Hours of honest communication with h last night and amazing MC appt. today.
I have learned my anger was a reaction, an expression of my pain. A kneejerk response to feeling rejected. I have never allowed myself anger before, I was totally unprepared for the overwhelming emotions. In the past I always just felt hurt, cried, never expected change or compassion.
I learned from the other night. First if I feel anger, stop for a bit, comfort myself until I can sort my emotions, what am I feeling, why?
Speak, express what I feel, give h the chance to express his feelings.
What h learned. How much I need reassurance right now. That he needs to be very open about what he is feeling and thinking and not just withdraw. That it is ok to reach out to me and try to understand my feelings and comfort me. That by withdrawing it only reinforces my feelings of rejection. (this is from him)
He was so open last night. Speaking of how he thinks and feels now vs. how he was thinking in the past. Speaking of realizing that he was blaming me for how he felt, his lonliness and not recognizing or looking at himself and how he was creating it or how he could change it. Looking back at who he was and not liking that man and trying to figure out how to change.
Speaking of his shame and how much it hurts to see the pain he caused me and not being able to express his remorse to me.
He says he feels it but the words just don't form, nothing seems adequate.
He has not had a drink for over 2 months now. He is very happy and proud of that. He says he feels as if he is waking up and confronting himself and who he has been for the first time. Actually allowing himself to feel his emotions and not just push them away, ignore them.

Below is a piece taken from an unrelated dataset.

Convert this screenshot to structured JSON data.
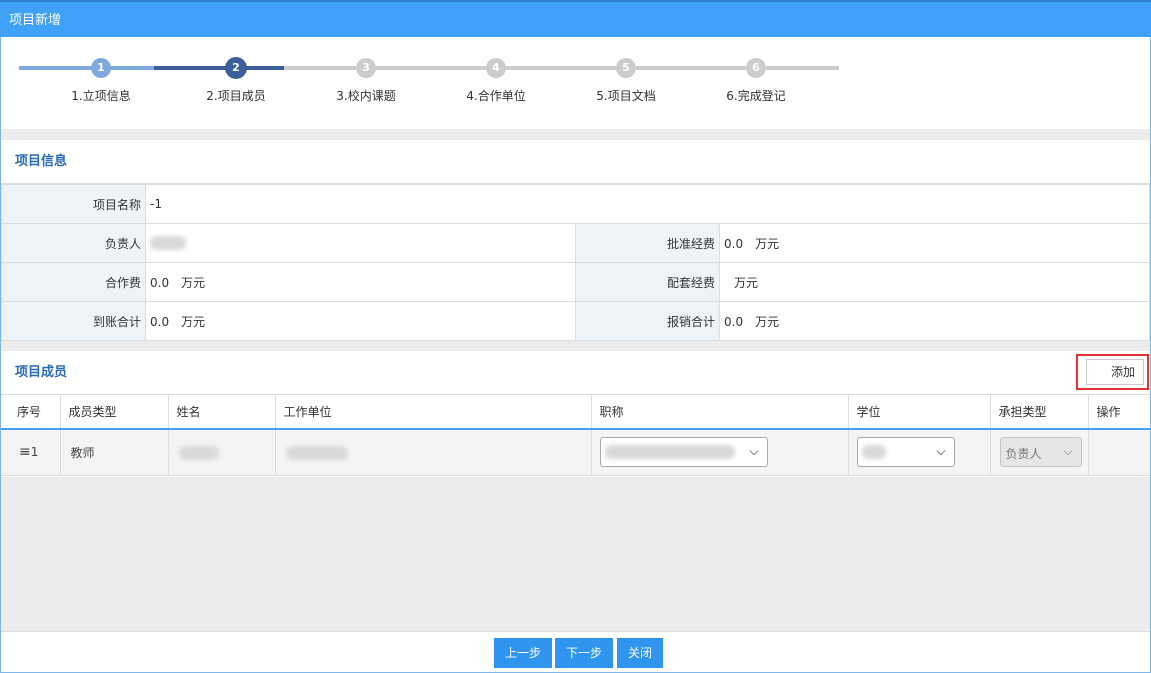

If he can sustain this introspection and sobriety, this openness of emotion, maybe we have a chance.
In myself I must trust my feelings, remind myself that whatever I feel is ok, feelings are never wrong, they just are. I deserve to be treated with respect and if I feel I am not, acknowledge it, deal with it responsibly, do not ignore it and forgive cheaply.
This is my life and I deserve to live it feeling safe and valued. I must respect and value myself first.
This must all seem so crazy, that I allowed myself to be treated so badly for so long. It seems crazy to me now too. How could I not have recognized this? I have to forgive myself for failing me. I failed to protect myself, value myself, see my worth.
This is what I learned, this was all I knew. It was my normal. Why would I expect more when I never even knew it existed? So sad, but so good that now I see, now I know that life doesn't have to be just survival.
Another thought that h shared with me that was important.
He says that he never would have been open to change, that there was nothing that I could have done to reach him, until he hit bottom. He says he feels that only a traumatic event was enough to shock him into examining himself and desiring to make changes. He feels as if his a was his traumatic event. He is shocked that he did this but says that he would have just continued on the same course without it. He says that he is grateful for this chance with me to make it right, to be the man he should be. He told me that he is sad that I have to go through so much pain because of him, that he couldn't have recognized what was wrong in another way.